Ülkemizde “Birkaç İyi Adam” ismiyle gösterilmiş filmin son mahkeme sahnesinde genç avukat donanma komutanına “Kırımızı Kod” emrini kendisinin verdiğini itiraf ettirmeye çalışmasını izlemiştik. Avukat, donanma komutanının yüksek irade gücünü bildiğinden aslında bu emri verdiğini itiraf etmek için yanıp tutuştuğunu bilmektedir. Küba’daki üste görev için uygun olmayan askeri kırmızı kod ile öldürmek suçundan yargılanan iki donanma erinin kurtuluşu için donanma komutanının emri kendisinin verdiğini itiraf etmesinden başka şansları da yoktur.
Ve mahkemede gerilim öyle bir seviyeye yükselir ki donanma komutanı “evet, o emri ben verdim” diye itirafta bulunur.
O andan itibaren emir ile adam öldürmekten zanlı durumunda gelecek ve komutanlığı elinden alınarak cezaevinin yolunu tutacaktır.
Cezayı kişiler veremez, uygulayamaz.
Hukuk, güçsüzü korumak için vardır. Adalet bir toplumun en sarsılmaz dayanağıdır.
Adalet kanunlarla, yasalarla, içtihat, yönetmeliklerle uygulanır.
Modern dünyada kabul görmeyen tek yöntem şiddettir. Fiziki güce dayanan her türlü uygulama insanların elinden alınmıştır.
Şiddet uygulayan kişiler modern dünyanın dikkatle takip ettiği unsurlardır.
Bir aile çocuğuna her ne olursa olsun şiddet uygulayamaz.
Bir erkek karısına her ne sebep olursa olsun şiddet uygulayamaz.
Bir öğretmen öğrencisine her ne sebep olursa olsun şiddet uygulayamaz.
Bir komutan emri altındaki askere her ne sebep olursa olsun şiddet uygulayamaz.
Bir antrenör, teknik direktör, koç her ne sebep olursa olsun oyuncusuna şiddet uygulayamaz.
Eğer kişiliği oturmuş, sağlıklı bireyler yetiştirmek istiyorsak onların beden bütünlüğünü psikolojisi de dahil olmak üzere koruyarak çalışacağız.
Bu tartışılması teklif bile edilemeyecek bir bilinç seviyesidir.
Oysa biz ne yapıyoruz; Ergin Ataman doğru mu yapmıştır yoksa yanlış mı? Sorusunun peşinden, bir de ona destek olacak Yılmaz Vural gibi kişileri gülümseyerek vitrine çıkarıp, dinliyoruz.
Ergin Ataman ve Yılmaz Vural Kırmızı Kod Emrini vermişlerdir ve bunu itiraf da etmişlerdir.

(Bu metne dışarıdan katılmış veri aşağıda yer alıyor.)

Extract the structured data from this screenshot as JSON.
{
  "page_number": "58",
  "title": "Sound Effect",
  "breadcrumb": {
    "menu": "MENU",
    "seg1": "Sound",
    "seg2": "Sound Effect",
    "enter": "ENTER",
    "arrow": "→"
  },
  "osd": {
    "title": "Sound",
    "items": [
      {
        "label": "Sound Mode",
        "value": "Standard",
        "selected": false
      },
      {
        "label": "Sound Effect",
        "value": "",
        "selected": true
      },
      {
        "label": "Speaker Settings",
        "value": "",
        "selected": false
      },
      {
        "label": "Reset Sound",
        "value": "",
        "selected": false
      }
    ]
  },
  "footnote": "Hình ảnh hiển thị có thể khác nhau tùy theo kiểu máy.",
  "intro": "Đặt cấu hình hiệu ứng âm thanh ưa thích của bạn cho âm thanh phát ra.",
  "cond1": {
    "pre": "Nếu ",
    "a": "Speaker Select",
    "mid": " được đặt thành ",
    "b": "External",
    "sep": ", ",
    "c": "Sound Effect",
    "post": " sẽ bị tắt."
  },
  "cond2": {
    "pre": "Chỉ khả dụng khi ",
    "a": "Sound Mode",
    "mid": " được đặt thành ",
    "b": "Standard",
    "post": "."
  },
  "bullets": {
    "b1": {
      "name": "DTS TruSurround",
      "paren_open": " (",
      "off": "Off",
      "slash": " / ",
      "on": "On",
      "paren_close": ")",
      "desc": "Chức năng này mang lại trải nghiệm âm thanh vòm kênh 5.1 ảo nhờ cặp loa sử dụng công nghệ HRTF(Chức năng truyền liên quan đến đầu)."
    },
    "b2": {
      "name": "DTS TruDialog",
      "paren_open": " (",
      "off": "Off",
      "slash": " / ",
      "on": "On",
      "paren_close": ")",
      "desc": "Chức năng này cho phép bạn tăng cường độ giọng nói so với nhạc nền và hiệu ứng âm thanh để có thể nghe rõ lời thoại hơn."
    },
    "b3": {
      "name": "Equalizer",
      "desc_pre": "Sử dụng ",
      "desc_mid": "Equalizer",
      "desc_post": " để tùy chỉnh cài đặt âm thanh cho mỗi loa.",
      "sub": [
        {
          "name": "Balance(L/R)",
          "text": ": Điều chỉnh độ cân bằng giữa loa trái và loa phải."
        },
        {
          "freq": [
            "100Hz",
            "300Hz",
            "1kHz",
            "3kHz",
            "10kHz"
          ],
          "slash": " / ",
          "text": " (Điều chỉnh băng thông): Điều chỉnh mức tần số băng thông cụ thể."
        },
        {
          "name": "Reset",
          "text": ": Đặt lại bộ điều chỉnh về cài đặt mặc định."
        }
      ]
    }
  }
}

Dahası yaptıkları filli tecavüzü hiç utanmadan sıkılmadan ve destek aldıkları ortam malum orta yerde savunmaktadırlar.
Bu modern toplum yaşamının içinde konuşulması bile tuhaf bir durumken biz bu adamları hala anlamaya, dinlemeye çalışıyoruz.
Ergin Ataman ve Yılmaz Vural hangi güçten cesaret alarak gençleri tokatlayabiliyor?
“Sizin geleceğiniz benim elimde, sizi döverim de severim de gerekirse …” dedikleri için tokat atabiliyorlar.
Ergin Ataman’ın cesareti varsa Kadıköy-Pendik hattındaki minibüs şoförüne bir tokat atmayı denemesini bekliyorum.
Ergin Ataman ya da Yılmaz Vural bugün soyunma odasında gençleri dövmeyi savunuyorlar yarın kadına şiddeti de savunurlarsa onları da televizyon köşelerine çıkaracak, dinleyecek miyiz?
Ergin Ataman ve Yılmaz Vural’ın şiddet sınırı nerede bitiyor?
Kimler dayak yemeği hak ediyorlar, kaç tokatla bu işi çözülür otursunlar bir anlatsınlar?
Yanlış taktik verdiklerinde taraftarın onların yollarını çevirip tekme tokat girişme hakkı var mıdır, bir de bunu tartışalım?
Bu adamları toplum vizyonundan temizlemeden gelecekte daha sağlıklı nesiller yetiştirmemiz mümkün değildir.
Kırmızı Kod Emrini vermiş bu adamlar suç işlemişlerdir.